The second change involves moving the Helmfile configuration files from the individual component repositories to a central repository (let's call that the deployment control repository). (TBD: one big helmfile or multiple small ones?) In the new repository, the helmfiles pin the helm chart version and the image version to a specific git hash that is then updated by a manual git commit when deploying changes.

TBD: local development deployments? TBD: manual steps such as tls certs?

Once this system works fine, a next improvement in automation would be to automatically deploy the changes to the deployment control repository. That is however explicitely out of scope for this proposal.

Deployment plan

Due to the complexity of the final product, the deployment should be done in stages so we can more easily achieve at least partial benefits.

Stage 0: Helm migration

  • Finish the decision made in task T303931 to convert our components to use a standard Helm and deploy.sh based workflow

Stage A: Start using Git commit hashes for image versions

  • update the wmcs.toolforge.k8s.component.build cookbook to create Git commit hash based image tags
  • needs a separate commit or two to the same repository for deployment, but still gives us much better confidence on what we're rolling out and a better way to revert problematic changes

Stage B: GitLab migration for the affected repositories

  • as a pre-requisite for the CI-based automation

Stage C: Proper chart repository

  • CI to automatically upload new chart versions to a proper chart repository (like Harbor)

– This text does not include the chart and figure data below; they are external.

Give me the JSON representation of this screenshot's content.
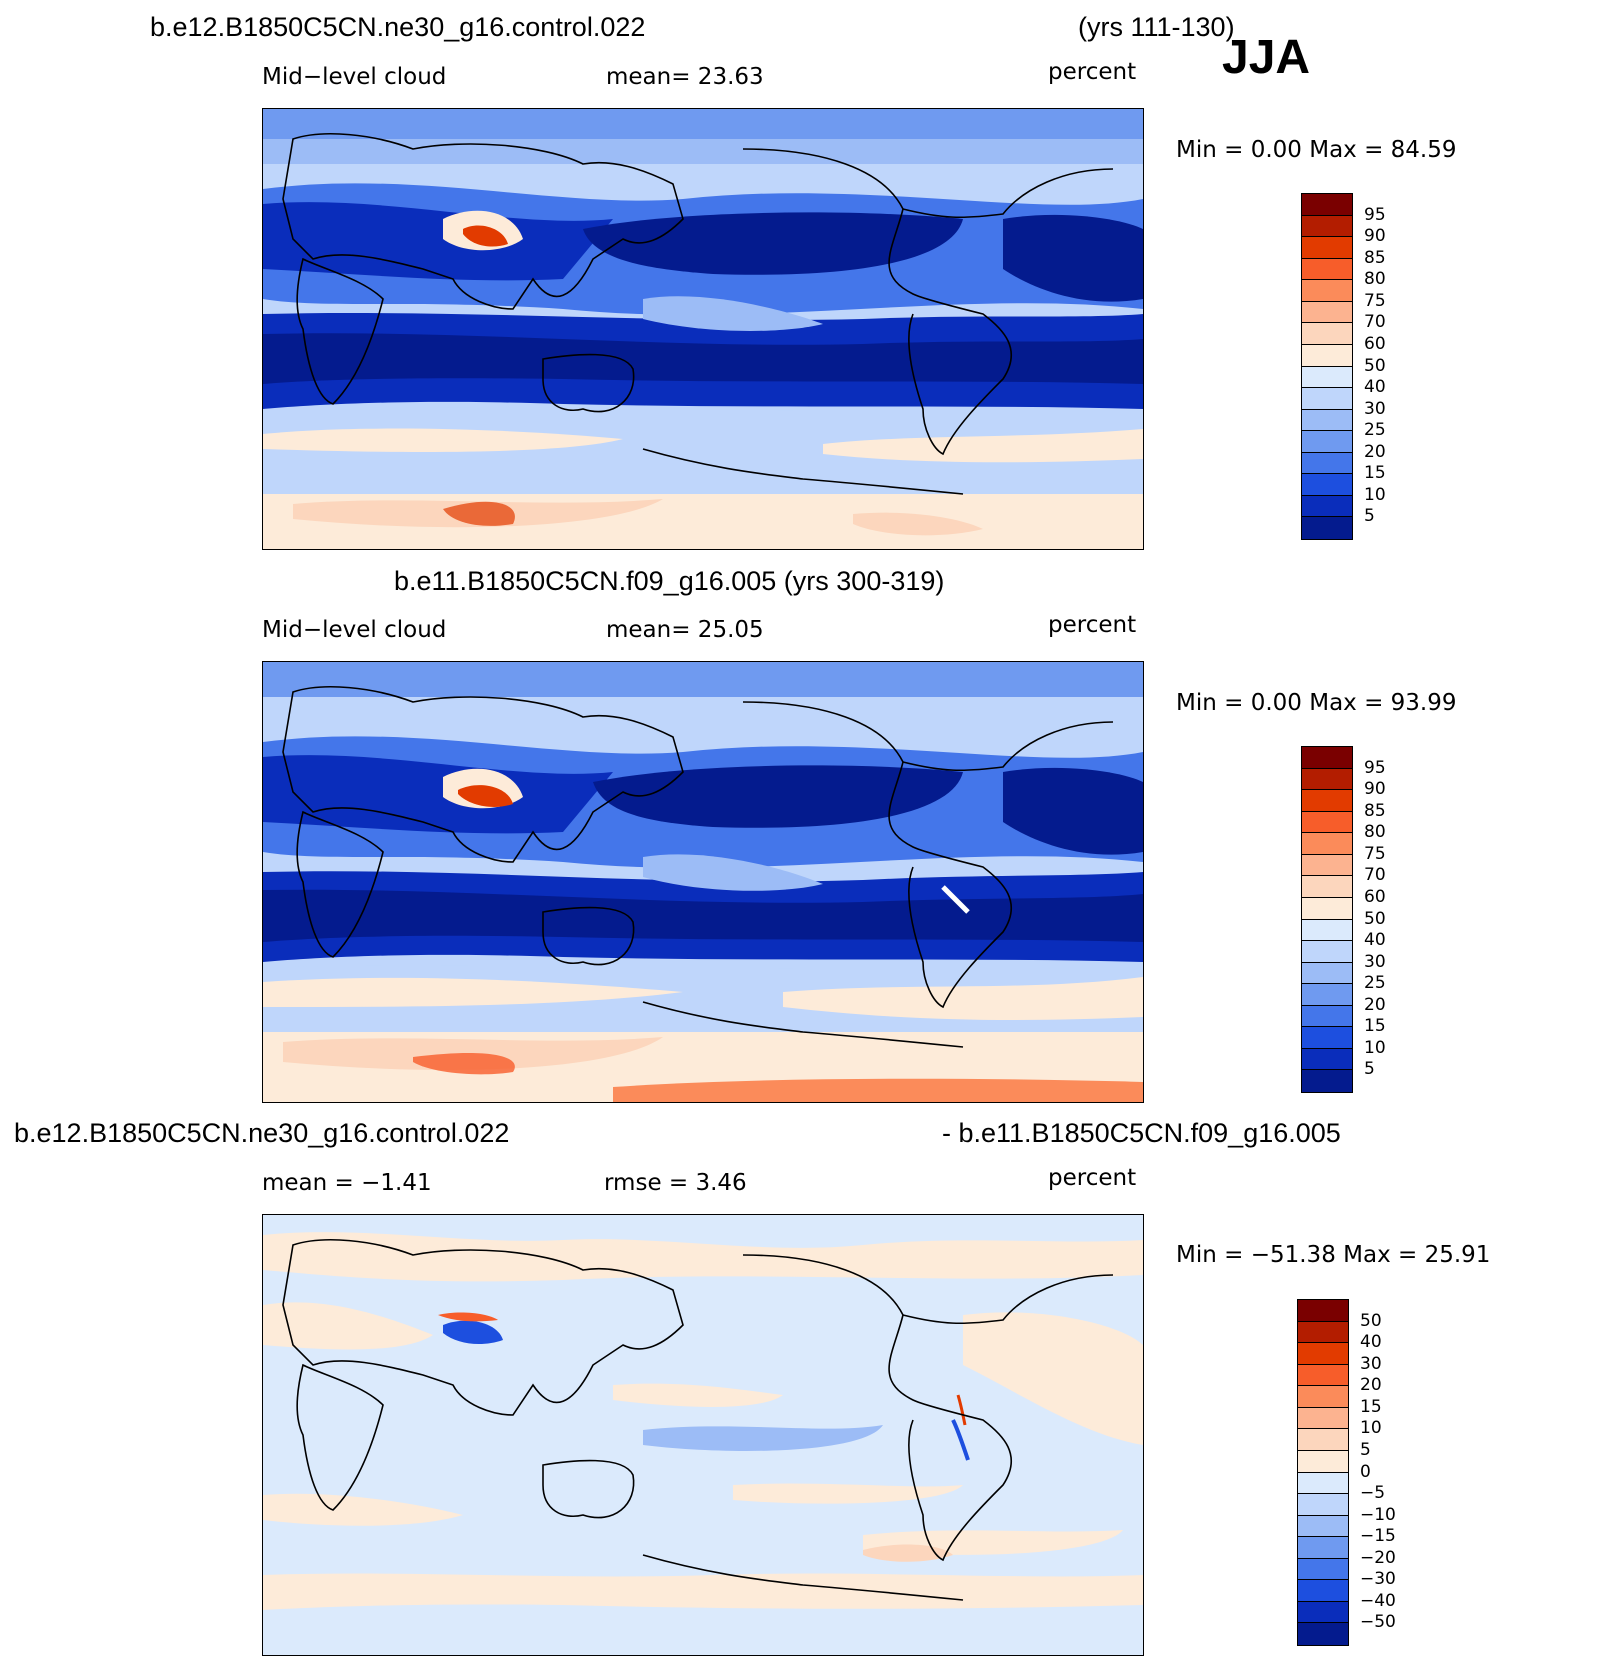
{
  "season": "JJA",
  "panels": [
    {
      "title_left": "b.e12.B1850C5CN.ne30_g16.control.022",
      "title_right": "(yrs 111-130)",
      "variable": "Mid−level cloud",
      "stat": "mean=   23.63",
      "units": "percent",
      "minmax": "Min =    0.00 Max =   84.59",
      "colorbar_labels": [
        "95",
        "90",
        "85",
        "80",
        "75",
        "70",
        "60",
        "50",
        "40",
        "30",
        "25",
        "20",
        "15",
        "10",
        "5"
      ],
      "colorbar_colors": [
        "#7a0000",
        "#b31d00",
        "#e23b00",
        "#f75d2a",
        "#fb8b5a",
        "#fcb390",
        "#fcd6bd",
        "#fdebd9",
        "#dbeafc",
        "#bfd6fb",
        "#9cbcf6",
        "#6f9af0",
        "#4476ea",
        "#1d4fdf",
        "#0a2dbb",
        "#041b8e"
      ]
    },
    {
      "title_left": "b.e11.B1850C5CN.f09_g16.005 (yrs 300-319)",
      "title_right": "",
      "variable": "Mid−level cloud",
      "stat": "mean=   25.05",
      "units": "percent",
      "minmax": "Min =    0.00 Max =   93.99",
      "colorbar_labels": [
        "95",
        "90",
        "85",
        "80",
        "75",
        "70",
        "60",
        "50",
        "40",
        "30",
        "25",
        "20",
        "15",
        "10",
        "5"
      ],
      "colorbar_colors": [
        "#7a0000",
        "#b31d00",
        "#e23b00",
        "#f75d2a",
        "#fb8b5a",
        "#fcb390",
        "#fcd6bd",
        "#fdebd9",
        "#dbeafc",
        "#bfd6fb",
        "#9cbcf6",
        "#6f9af0",
        "#4476ea",
        "#1d4fdf",
        "#0a2dbb",
        "#041b8e"
      ]
    },
    {
      "title_left": "b.e12.B1850C5CN.ne30_g16.control.022",
      "title_right": "- b.e11.B1850C5CN.f09_g16.005",
      "variable": "mean =   −1.41",
      "stat": "rmse =    3.46",
      "units": "percent",
      "minmax": "Min = −51.38 Max =   25.91",
      "colorbar_labels": [
        "50",
        "40",
        "30",
        "20",
        "15",
        "10",
        "5",
        "0",
        "−5",
        "−10",
        "−15",
        "−20",
        "−30",
        "−40",
        "−50"
      ],
      "colorbar_colors": [
        "#7a0000",
        "#b31d00",
        "#e23b00",
        "#f75d2a",
        "#fb8b5a",
        "#fcb390",
        "#fcd6bd",
        "#fdebd9",
        "#dbeafc",
        "#bfd6fb",
        "#9cbcf6",
        "#6f9af0",
        "#4476ea",
        "#1d4fdf",
        "#0a2dbb",
        "#041b8e"
      ]
    }
  ]
}
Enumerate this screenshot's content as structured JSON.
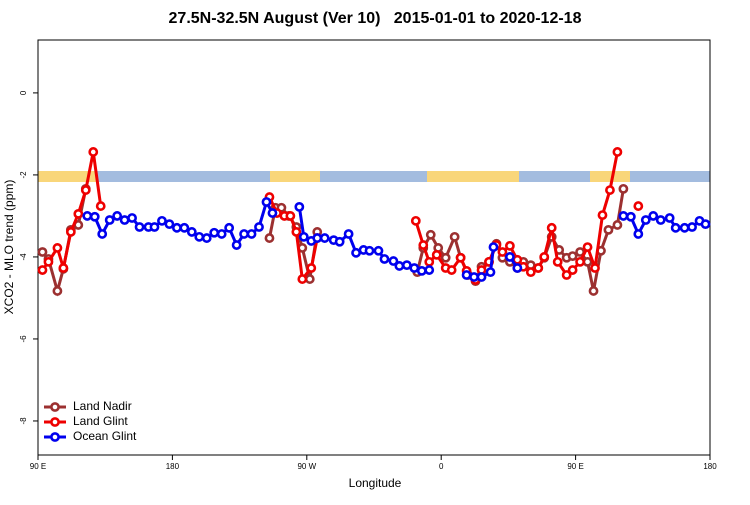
{
  "chart_data": {
    "type": "line",
    "title": "27.5N-32.5N August (Ver 10)   2015-01-01 to 2020-12-18",
    "x_label": "Longitude",
    "y_label": "XCO2 - MLO trend (ppm)",
    "xlim": [
      90,
      540
    ],
    "xticks": [
      {
        "value": 90,
        "label": "90 E"
      },
      180,
      {
        "value": 270,
        "label": "90 W"
      },
      {
        "value": 360,
        "label": "0"
      },
      {
        "value": 450,
        "label": "90 E"
      },
      {
        "value": 540,
        "label": "180"
      }
    ],
    "ylim": [
      -8.83,
      1.29
    ],
    "yticks": [
      -8,
      -6,
      -4,
      -2,
      0
    ],
    "legend": "bottom-left",
    "series": [
      {
        "name": "Land Nadir",
        "color": "#9c3030",
        "x": [
          93,
          97,
          103,
          107,
          112,
          117,
          122,
          null,
          245,
          249,
          253,
          258,
          263,
          267,
          272,
          277,
          null,
          344,
          348,
          353,
          358,
          363,
          369,
          373,
          378,
          383,
          387,
          392,
          397,
          401,
          406,
          411,
          415,
          420,
          425,
          429,
          434,
          439,
          444,
          448,
          453,
          458,
          462,
          467,
          472,
          478,
          482
        ],
        "values": [
          -3.88,
          -4.05,
          -4.83,
          -4.29,
          -3.34,
          -3.22,
          -2.34,
          null,
          -3.54,
          -2.8,
          -2.8,
          -3.0,
          -3.27,
          -3.78,
          -4.54,
          -3.39,
          null,
          -4.37,
          -3.78,
          -3.46,
          -3.78,
          -4.02,
          -3.51,
          -4.02,
          -4.44,
          -4.59,
          -4.24,
          -4.12,
          -3.68,
          -4.02,
          -4.12,
          -4.27,
          -4.12,
          -4.2,
          -4.27,
          -4.02,
          -3.51,
          -3.83,
          -4.02,
          -3.98,
          -3.88,
          -4.12,
          -4.83,
          -3.85,
          -3.34,
          -3.22,
          -2.34
        ]
      },
      {
        "name": "Land Glint",
        "color": "#ee0000",
        "x": [
          93,
          97,
          103,
          107,
          112,
          117,
          122,
          127,
          132,
          null,
          245,
          250,
          255,
          259,
          263,
          267,
          273,
          277,
          null,
          343,
          348,
          352,
          357,
          363,
          367,
          373,
          377,
          383,
          387,
          392,
          397,
          401,
          406,
          411,
          415,
          420,
          425,
          429,
          434,
          438,
          444,
          448,
          453,
          458,
          463,
          468,
          473,
          478,
          null,
          492
        ],
        "values": [
          -4.32,
          -4.12,
          -3.78,
          -4.27,
          -3.39,
          -2.95,
          -2.37,
          -1.44,
          -2.76,
          null,
          -2.54,
          -2.93,
          -3.0,
          -3.0,
          -3.39,
          -4.54,
          -4.27,
          -3.54,
          null,
          -3.12,
          -3.71,
          -4.12,
          -3.95,
          -4.27,
          -4.32,
          -4.02,
          -4.34,
          -4.56,
          -4.32,
          -4.12,
          -3.71,
          -3.88,
          -3.73,
          -4.07,
          -4.24,
          -4.37,
          -4.27,
          -4.0,
          -3.29,
          -4.12,
          -4.44,
          -4.32,
          -4.12,
          -3.76,
          -4.27,
          -2.98,
          -2.37,
          -1.44,
          null,
          -2.76
        ]
      },
      {
        "name": "Ocean Glint",
        "color": "#0000ee",
        "x": [
          123,
          128,
          133,
          138,
          143,
          148,
          153,
          158,
          164,
          168,
          173,
          178,
          183,
          188,
          193,
          198,
          203,
          208,
          213,
          218,
          223,
          228,
          233,
          238,
          243,
          247,
          null,
          265,
          268,
          273,
          277,
          282,
          288,
          292,
          298,
          303,
          308,
          312,
          318,
          322,
          328,
          332,
          337,
          342,
          347,
          352,
          null,
          377,
          382,
          387,
          393,
          395,
          null,
          406,
          411,
          null,
          482,
          487,
          492,
          497,
          502,
          507,
          513,
          517,
          523,
          528,
          533,
          537
        ],
        "values": [
          -3.0,
          -3.02,
          -3.44,
          -3.1,
          -3.0,
          -3.1,
          -3.05,
          -3.27,
          -3.27,
          -3.27,
          -3.12,
          -3.2,
          -3.29,
          -3.29,
          -3.39,
          -3.51,
          -3.54,
          -3.41,
          -3.44,
          -3.29,
          -3.71,
          -3.44,
          -3.44,
          -3.27,
          -2.66,
          -2.93,
          null,
          -2.78,
          -3.51,
          -3.61,
          -3.54,
          -3.54,
          -3.59,
          -3.63,
          -3.44,
          -3.9,
          -3.83,
          -3.85,
          -3.85,
          -4.05,
          -4.1,
          -4.22,
          -4.2,
          -4.27,
          -4.34,
          -4.32,
          null,
          -4.44,
          -4.49,
          -4.49,
          -4.37,
          -3.76,
          null,
          -4.0,
          -4.27,
          null,
          -3.0,
          -3.02,
          -3.44,
          -3.1,
          -3.0,
          -3.1,
          -3.05,
          -3.29,
          -3.29,
          -3.27,
          -3.12,
          -3.2
        ]
      }
    ]
  }
}
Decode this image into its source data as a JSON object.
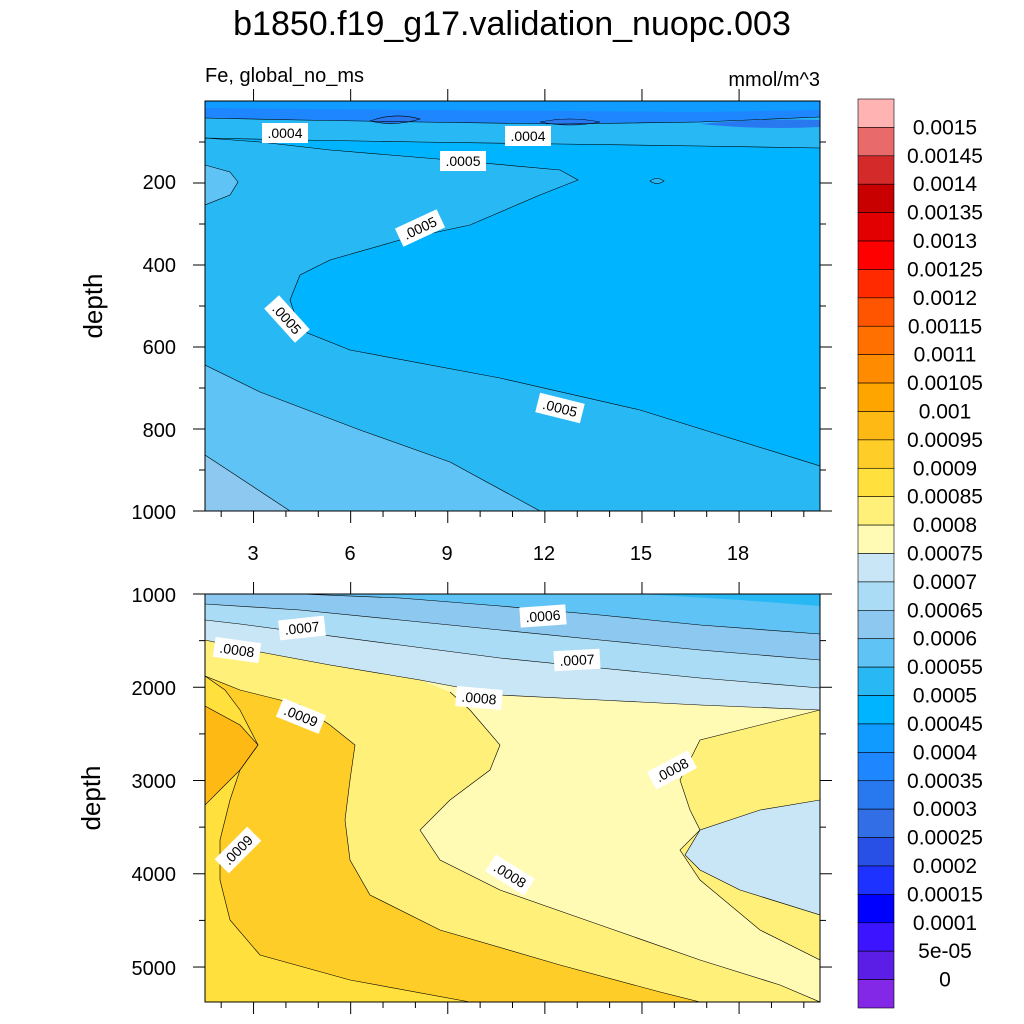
{
  "title": "b1850.f19_g17.validation_nuopc.003",
  "variable_label": "Fe, global_no_ms",
  "units_label": "mmol/m^3",
  "chart_data": [
    {
      "type": "contour",
      "panel": "upper",
      "ylabel": "depth",
      "x_ticks": [
        "3",
        "6",
        "9",
        "12",
        "15",
        "18"
      ],
      "y_ticks": [
        "200",
        "400",
        "600",
        "800",
        "1000"
      ],
      "xlim": [
        1.5,
        20.5
      ],
      "ylim": [
        1000,
        0
      ],
      "contour_labels": [
        ".0004",
        ".0004",
        ".0005",
        ".0005",
        ".0005",
        ".0005"
      ]
    },
    {
      "type": "contour",
      "panel": "lower",
      "ylabel": "depth",
      "x_ticks": [],
      "y_ticks": [
        "1000",
        "2000",
        "3000",
        "4000",
        "5000"
      ],
      "xlim": [
        1.5,
        20.5
      ],
      "ylim": [
        5375,
        1000
      ],
      "contour_labels": [
        ".0006",
        ".0007",
        ".0007",
        ".0008",
        ".0008",
        ".0008",
        ".0008",
        ".0009",
        ".0009"
      ]
    }
  ],
  "colorbar": {
    "labels": [
      "0.0015",
      "0.00145",
      "0.0014",
      "0.00135",
      "0.0013",
      "0.00125",
      "0.0012",
      "0.00115",
      "0.0011",
      "0.00105",
      "0.001",
      "0.00095",
      "0.0009",
      "0.00085",
      "0.0008",
      "0.00075",
      "0.0007",
      "0.00065",
      "0.0006",
      "0.00055",
      "0.0005",
      "0.00045",
      "0.0004",
      "0.00035",
      "0.0003",
      "0.00025",
      "0.0002",
      "0.00015",
      "0.0001",
      "5e-05",
      "0"
    ],
    "colors": [
      "#ffb3b3",
      "#e86a6a",
      "#d42a2a",
      "#c80000",
      "#e30000",
      "#ff0000",
      "#ff2a00",
      "#ff5500",
      "#ff7000",
      "#ff8c00",
      "#ffa500",
      "#ffb914",
      "#ffcd28",
      "#ffe03c",
      "#fff07a",
      "#fffab4",
      "#c8e6f5",
      "#aadcf5",
      "#8cc8f0",
      "#5fc3f5",
      "#28b9f5",
      "#00b4ff",
      "#0f9bff",
      "#1e87ff",
      "#2878f0",
      "#326ee6",
      "#2850e6",
      "#1e32ff",
      "#0000ff",
      "#3c14ff",
      "#5a1ee6",
      "#8228e6"
    ]
  }
}
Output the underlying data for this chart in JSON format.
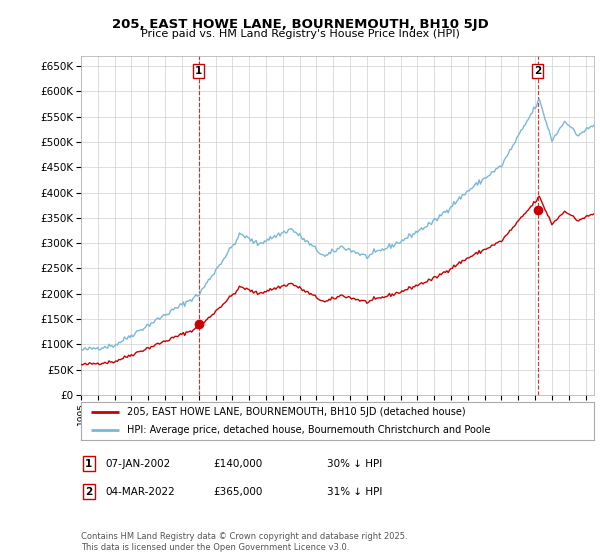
{
  "title": "205, EAST HOWE LANE, BOURNEMOUTH, BH10 5JD",
  "subtitle": "Price paid vs. HM Land Registry's House Price Index (HPI)",
  "legend_line1": "205, EAST HOWE LANE, BOURNEMOUTH, BH10 5JD (detached house)",
  "legend_line2": "HPI: Average price, detached house, Bournemouth Christchurch and Poole",
  "sale1_date": "07-JAN-2002",
  "sale1_price": 140000,
  "sale1_note": "30% ↓ HPI",
  "sale2_date": "04-MAR-2022",
  "sale2_price": 365000,
  "sale2_note": "31% ↓ HPI",
  "footnote": "Contains HM Land Registry data © Crown copyright and database right 2025.\nThis data is licensed under the Open Government Licence v3.0.",
  "ylim_min": 0,
  "ylim_max": 670000,
  "hpi_color": "#7ab8d9",
  "price_color": "#cc0000",
  "grid_color": "#d0d0d0",
  "bg_color": "#ffffff",
  "vline_color": "#cc0000"
}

Stage D: Introduce the deployment control repository

Stage E: Automated container builds

  • build container images on push

Further improvements

Once this basic system is live, there are several smaller and larger improvements that could be made to it.

Monitoring

  • Adding alerting to ensure that the deployment control repository matches what's deployed on the clusters
  • Adding alerting that the components are up to date, that is all merges on the component repositories have been deployed

Automation

The section on the new control repository touches this a bit, but it's explicitely out of scope for this proposal.

Disk space clean-up

Once we have information on the live container updates, it'd be nice to automatically prune unused versions from the container registry (after a reasonable grace period to allow rollbacks) to save disk space.